Publié dans #Sécurité publique

Publié le 4 Janvier 2021

Une épaule déboîtée, des côtes froissées et la peur de leur vie. Dimanche à 16h35 dans la cité des 3 000 à Aulnay-sous-Bois (Seine-Saint-Denis), deux motards de la CSI 93 ont été roués de coups par un groupe d'une dizaine de jeunes. L'un s'est vu prescrire 7 jours d'ITT (incapacité temporaire de travail). Son collègue, plus grièvement atteint à l'épaule, 21 jours d'ITT.

Les policiers agressés dans le quartier des 3000 à Aulnay-sous-Bois victimes d’un guet-apens ?

Les deux policiers appartiennent à la compagnie d'intervention de sécurisation (CSI) basée à Aulnay-sous-Bois. L'un est un brigadier-chef âgé de 44 ans, l'autre est un gardien de la paix âgé de 24 ans. Ils effectuent un banal contrôle routier dans la Cité des 3000, juste devant la Poste, quand ils repèrent un scooter monté par deux jeunes. Aucun des deux n'est en mesure de présenter les papiers du deux-roues. La discussion se poursuit sur « un ton cordial pendant vingt bonnes minutes », indique une source policière.

Le passager prétend aller chercher les papiers du véhicule et revient accompagné

Le passager aurait alors proposé aux policiers d'aller chercher les documents du deux-roues à son domicile tout proche et de laisser le véhicule sur place avec son copain. Mais quand le jeune homme réapparaît, il n'est pas seul. « Une dizaine de personnes l'accompagnent », selon la même source, et s'abattent sur les deux fonctionnaires. Un coup de pied et l'une des motos de la CSI en envoyée au sol.

L'un des assaillants se saisit d'une barrière et la jette en direction des policiers. Dans le pugilat, l'un des agents se retrouve à terre, une pluie de coups de pied et de poings s'abattent sur lui. Puis c'est au tour de son collègue de tomber. Il écope du même traitement.

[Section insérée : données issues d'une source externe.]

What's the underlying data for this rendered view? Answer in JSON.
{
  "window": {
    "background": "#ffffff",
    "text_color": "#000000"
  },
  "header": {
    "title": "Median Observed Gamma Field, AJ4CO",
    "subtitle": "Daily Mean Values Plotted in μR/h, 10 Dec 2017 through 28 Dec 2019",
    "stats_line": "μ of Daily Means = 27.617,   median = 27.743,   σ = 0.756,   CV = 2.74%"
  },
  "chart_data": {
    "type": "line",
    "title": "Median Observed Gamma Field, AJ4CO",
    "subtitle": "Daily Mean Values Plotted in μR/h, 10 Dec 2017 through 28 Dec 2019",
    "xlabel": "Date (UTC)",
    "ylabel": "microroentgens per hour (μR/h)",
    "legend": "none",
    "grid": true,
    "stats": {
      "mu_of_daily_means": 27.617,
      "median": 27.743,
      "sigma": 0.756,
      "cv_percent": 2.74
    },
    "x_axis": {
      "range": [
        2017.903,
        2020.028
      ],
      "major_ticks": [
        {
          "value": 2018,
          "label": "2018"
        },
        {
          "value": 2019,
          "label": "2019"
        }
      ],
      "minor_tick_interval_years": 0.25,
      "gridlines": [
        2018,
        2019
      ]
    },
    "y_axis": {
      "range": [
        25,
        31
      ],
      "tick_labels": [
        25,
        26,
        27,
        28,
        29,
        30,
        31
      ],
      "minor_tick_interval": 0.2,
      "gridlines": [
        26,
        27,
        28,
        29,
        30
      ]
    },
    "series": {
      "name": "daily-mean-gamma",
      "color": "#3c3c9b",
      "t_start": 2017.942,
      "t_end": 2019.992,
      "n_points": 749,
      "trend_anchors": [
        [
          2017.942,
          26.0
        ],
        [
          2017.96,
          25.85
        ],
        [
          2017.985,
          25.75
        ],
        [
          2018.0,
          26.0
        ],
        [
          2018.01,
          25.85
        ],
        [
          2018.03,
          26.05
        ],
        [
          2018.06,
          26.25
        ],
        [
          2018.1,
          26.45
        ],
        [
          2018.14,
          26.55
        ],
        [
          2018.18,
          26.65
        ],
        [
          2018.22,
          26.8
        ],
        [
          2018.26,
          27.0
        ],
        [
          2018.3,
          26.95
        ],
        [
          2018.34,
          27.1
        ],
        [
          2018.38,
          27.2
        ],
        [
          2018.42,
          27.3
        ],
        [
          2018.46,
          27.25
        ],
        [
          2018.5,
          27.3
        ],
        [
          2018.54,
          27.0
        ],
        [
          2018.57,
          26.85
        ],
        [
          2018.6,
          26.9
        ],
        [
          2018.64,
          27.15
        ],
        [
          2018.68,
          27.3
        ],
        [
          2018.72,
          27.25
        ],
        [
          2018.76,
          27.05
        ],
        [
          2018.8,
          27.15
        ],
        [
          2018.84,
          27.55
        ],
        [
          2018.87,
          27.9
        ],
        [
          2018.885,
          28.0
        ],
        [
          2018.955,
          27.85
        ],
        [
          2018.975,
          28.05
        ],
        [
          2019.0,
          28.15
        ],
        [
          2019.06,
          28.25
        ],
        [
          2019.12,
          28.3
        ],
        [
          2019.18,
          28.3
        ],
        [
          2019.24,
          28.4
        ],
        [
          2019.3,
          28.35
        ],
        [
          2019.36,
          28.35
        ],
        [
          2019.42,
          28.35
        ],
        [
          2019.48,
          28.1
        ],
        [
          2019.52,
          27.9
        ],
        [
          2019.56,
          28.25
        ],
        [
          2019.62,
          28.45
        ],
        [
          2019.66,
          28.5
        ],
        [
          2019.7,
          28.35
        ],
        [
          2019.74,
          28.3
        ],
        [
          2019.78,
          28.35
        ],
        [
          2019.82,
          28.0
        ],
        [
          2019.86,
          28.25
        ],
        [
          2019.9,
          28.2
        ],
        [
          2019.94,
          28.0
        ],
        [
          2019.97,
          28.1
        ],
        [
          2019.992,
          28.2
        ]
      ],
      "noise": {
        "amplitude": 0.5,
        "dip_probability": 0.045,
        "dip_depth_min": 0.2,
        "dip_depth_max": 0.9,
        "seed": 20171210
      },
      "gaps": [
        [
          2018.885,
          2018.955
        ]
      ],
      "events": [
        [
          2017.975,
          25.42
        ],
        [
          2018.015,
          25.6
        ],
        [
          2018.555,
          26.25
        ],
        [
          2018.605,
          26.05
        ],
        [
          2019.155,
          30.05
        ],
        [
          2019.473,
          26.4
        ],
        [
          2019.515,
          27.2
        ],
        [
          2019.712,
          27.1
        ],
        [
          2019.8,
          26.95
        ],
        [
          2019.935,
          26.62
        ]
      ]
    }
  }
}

Une vidéo relayée par le site Actu17 montre un policier mis à terre par l'homme qu'il semble vouloir interpeller. Le deuxième agent tente de lui venir en aide, mais reçoit également des coups de pied de la part d'un autre individu. Pour se tirer du traquenard, ils tentent de les disperser en les aspergeant de gaz lacrymogène.

Finalement l'arrivée de renforts fera cesser les hostilités. Un homme de 20 ans est interpellé. Les deux passagers du scooter, eux, ont réussi à prendre la fuite sur leur deux-roues. L'enquête pour identifier les agresseurs se poursuit.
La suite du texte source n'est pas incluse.